Tribune press service
New Delhi, July 18
In what might define a future model for claiming “disability” due to service in the armed forces, the forces are moving towards the idea that lifestyle-related illnesses should not deserve benefits such as pension tax-exempt, while those who sustain physical injuries in combat on peace assignments should receive their due.
With nearly 40 percent of “disability” cases related to lifestyle issues, the Army believes that “non-physical” injuries should not deserve any benefit. âPeople have been asking for disability for hypertension, back pain, diabetes, hearing loss and obesity-related disorders,â a senior military official told The Tribune. Such “non-physical” illnesses were not caused during combat or even an accident during a military exercise. These people with “non-physical” injuries are also eligible for “disability pensions” which provide that the pension and disability pension are tax-free.
The invalidity pension is staggered according to the injury suffered by the person. And this gradation is also reflected in the amount of the âinvalidity pensionâ. It can range from 60 percent to 15 percent of the last payday. In the case of officers at colonel level and above, the pension and disability pension may collectively be between Rs 1.5 lakh and Rs 2 lakh per month.
Last week Defense Minister Rajnath Singh told Rajya Sabha that “no soldier with a disability will be inconvenienced.”

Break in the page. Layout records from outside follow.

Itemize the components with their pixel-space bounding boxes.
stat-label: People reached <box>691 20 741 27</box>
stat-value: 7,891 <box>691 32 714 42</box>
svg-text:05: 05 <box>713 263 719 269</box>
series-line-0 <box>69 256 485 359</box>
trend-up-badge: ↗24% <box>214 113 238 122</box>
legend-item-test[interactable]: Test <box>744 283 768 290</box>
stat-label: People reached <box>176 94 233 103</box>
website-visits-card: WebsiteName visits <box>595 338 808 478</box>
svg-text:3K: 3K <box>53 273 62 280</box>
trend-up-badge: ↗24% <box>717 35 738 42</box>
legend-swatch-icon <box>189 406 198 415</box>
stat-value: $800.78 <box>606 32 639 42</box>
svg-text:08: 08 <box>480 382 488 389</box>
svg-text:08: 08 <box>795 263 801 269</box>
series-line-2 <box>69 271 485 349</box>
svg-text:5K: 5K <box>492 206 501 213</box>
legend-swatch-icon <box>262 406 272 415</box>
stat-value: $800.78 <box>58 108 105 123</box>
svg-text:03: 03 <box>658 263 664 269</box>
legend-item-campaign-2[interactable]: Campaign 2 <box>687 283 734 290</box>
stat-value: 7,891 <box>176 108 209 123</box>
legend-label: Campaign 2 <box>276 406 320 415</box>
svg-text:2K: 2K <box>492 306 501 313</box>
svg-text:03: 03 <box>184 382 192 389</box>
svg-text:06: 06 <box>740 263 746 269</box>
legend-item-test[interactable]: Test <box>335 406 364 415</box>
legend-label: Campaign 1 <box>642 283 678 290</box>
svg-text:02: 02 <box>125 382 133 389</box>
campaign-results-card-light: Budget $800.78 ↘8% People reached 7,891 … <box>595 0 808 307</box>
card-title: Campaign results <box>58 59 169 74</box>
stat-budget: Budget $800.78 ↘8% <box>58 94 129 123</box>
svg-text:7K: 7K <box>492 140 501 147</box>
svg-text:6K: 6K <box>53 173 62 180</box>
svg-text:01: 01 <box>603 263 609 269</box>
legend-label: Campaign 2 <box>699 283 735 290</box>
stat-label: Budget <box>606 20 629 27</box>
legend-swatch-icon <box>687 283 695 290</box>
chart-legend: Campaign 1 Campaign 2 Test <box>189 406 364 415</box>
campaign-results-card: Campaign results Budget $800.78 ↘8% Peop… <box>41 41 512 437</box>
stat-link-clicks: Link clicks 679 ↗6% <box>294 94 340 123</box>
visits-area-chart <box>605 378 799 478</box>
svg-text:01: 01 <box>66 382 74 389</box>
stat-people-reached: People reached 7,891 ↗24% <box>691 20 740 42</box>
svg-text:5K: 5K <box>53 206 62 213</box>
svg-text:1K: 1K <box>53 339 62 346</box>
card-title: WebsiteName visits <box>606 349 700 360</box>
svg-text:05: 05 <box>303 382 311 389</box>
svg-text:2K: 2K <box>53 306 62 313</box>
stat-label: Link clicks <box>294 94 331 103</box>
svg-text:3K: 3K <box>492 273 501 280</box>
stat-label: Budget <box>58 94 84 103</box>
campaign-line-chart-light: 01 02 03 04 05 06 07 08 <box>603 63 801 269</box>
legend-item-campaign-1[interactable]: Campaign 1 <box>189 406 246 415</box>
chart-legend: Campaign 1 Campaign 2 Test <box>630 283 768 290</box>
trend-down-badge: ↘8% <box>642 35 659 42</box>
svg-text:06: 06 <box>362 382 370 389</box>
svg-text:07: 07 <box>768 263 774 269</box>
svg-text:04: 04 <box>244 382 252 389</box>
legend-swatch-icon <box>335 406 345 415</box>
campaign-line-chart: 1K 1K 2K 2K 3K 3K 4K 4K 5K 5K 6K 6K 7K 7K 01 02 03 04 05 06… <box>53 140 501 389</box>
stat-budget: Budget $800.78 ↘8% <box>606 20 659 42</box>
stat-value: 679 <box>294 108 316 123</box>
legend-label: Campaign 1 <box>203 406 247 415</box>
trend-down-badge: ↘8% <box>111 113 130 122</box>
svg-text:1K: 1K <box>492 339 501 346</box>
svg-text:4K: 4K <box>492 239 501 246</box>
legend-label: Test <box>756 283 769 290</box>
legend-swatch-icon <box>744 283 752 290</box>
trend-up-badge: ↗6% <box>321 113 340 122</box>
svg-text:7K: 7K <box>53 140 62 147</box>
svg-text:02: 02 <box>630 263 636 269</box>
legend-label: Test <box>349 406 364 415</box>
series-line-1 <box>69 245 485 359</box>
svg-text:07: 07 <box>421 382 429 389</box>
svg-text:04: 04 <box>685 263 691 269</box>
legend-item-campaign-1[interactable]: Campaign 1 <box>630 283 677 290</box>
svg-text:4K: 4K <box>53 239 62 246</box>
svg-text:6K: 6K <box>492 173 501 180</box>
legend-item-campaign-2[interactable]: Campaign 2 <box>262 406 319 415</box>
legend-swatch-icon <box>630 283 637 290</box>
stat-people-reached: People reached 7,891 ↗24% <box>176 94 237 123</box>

The âhandicap gradingâ system makes a distinction of its own. For people wounded or disabled in combat, the government provides free education, including board and lodging for their children. This facility has no fee cap and children can do MMBS, BCA, LLB, among other degrees from any institute of their choice. These soldiers are also entitled to free medical facilities until they are alive.

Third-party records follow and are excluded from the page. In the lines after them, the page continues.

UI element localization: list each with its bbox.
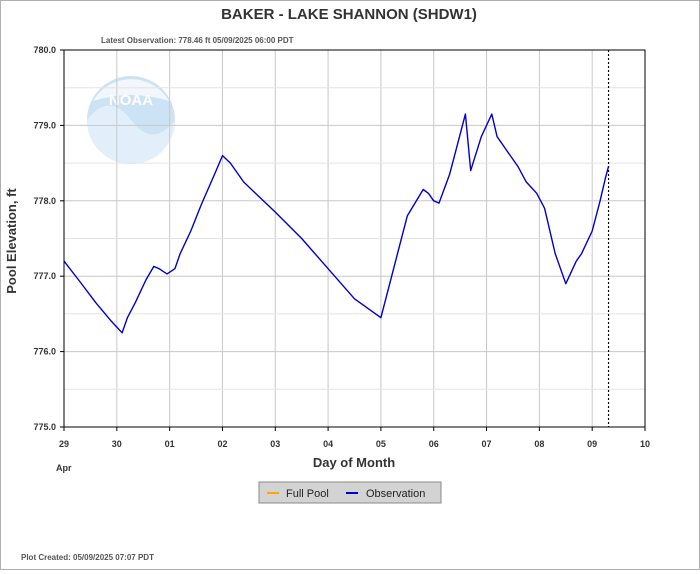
y-tick-label: 775.0 xyxy=(33,422,56,432)
x-tick-label: 05 xyxy=(376,439,386,449)
latest-observation-text: Latest Observation: 778.46 ft 05/09/2025… xyxy=(101,36,294,45)
chart-title: BAKER - LAKE SHANNON (SHDW1) xyxy=(221,6,477,23)
series-group xyxy=(63,50,610,427)
x-tick-label: 03 xyxy=(270,439,280,449)
x-tick-label: 10 xyxy=(640,439,650,449)
x-tick-label: 29 xyxy=(59,439,69,449)
noaa-logo-text: NOAA xyxy=(109,92,153,109)
month-label: Apr xyxy=(56,463,72,473)
legend: Full Pool Observation xyxy=(258,481,442,504)
y-axis-label: Pool Elevation, ft xyxy=(4,188,19,294)
observation-line xyxy=(63,113,610,334)
x-tick-label: 09 xyxy=(587,439,597,449)
y-tick-label: 777.0 xyxy=(33,271,56,281)
x-tick-label: 07 xyxy=(482,439,492,449)
x-tick-label: 08 xyxy=(534,439,544,449)
axes: 29 30 01 02 03 04 05 06 07 08 09 10 775.0 776.0 777.0 7… xyxy=(33,45,650,449)
y-tick-label: 780.0 xyxy=(33,45,56,55)
legend-observation-label: Observation xyxy=(366,488,425,500)
y-tick-label: 779.0 xyxy=(33,120,56,130)
noaa-logo: NOAA xyxy=(87,76,175,164)
x-tick-label: 02 xyxy=(217,439,227,449)
plot-created-text: Plot Created: 05/09/2025 07:07 PDT xyxy=(21,553,154,562)
x-tick-label: 30 xyxy=(112,439,122,449)
x-tick-label: 04 xyxy=(323,439,333,449)
x-tick-label: 06 xyxy=(429,439,439,449)
x-tick-label: 01 xyxy=(165,439,175,449)
y-tick-label: 778.0 xyxy=(33,196,56,206)
y-tick-label: 776.0 xyxy=(33,347,56,357)
legend-full-pool-label: Full Pool xyxy=(286,488,329,500)
plot-border xyxy=(63,49,646,428)
grid-lines xyxy=(64,50,645,427)
x-axis-label: Day of Month xyxy=(313,455,395,470)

The issue of the taxation of disability pensions has become a political issue and has been raised twice in Parliament. The Central Commission for Direct Taxes (CBDT) issued a circular on June 24, declaring that the disability pension would be taxed if the soldier had served his sentence in the armed forces. The circular indicated that only âdisabledâ people would continue to benefit from tax advantages. The ordinance drew strong reactions, with some veterans calling it “taxation of people with disabilities.” The Defense Ministry has requested clarification from the CBDT and the matter is under review by the Ministry.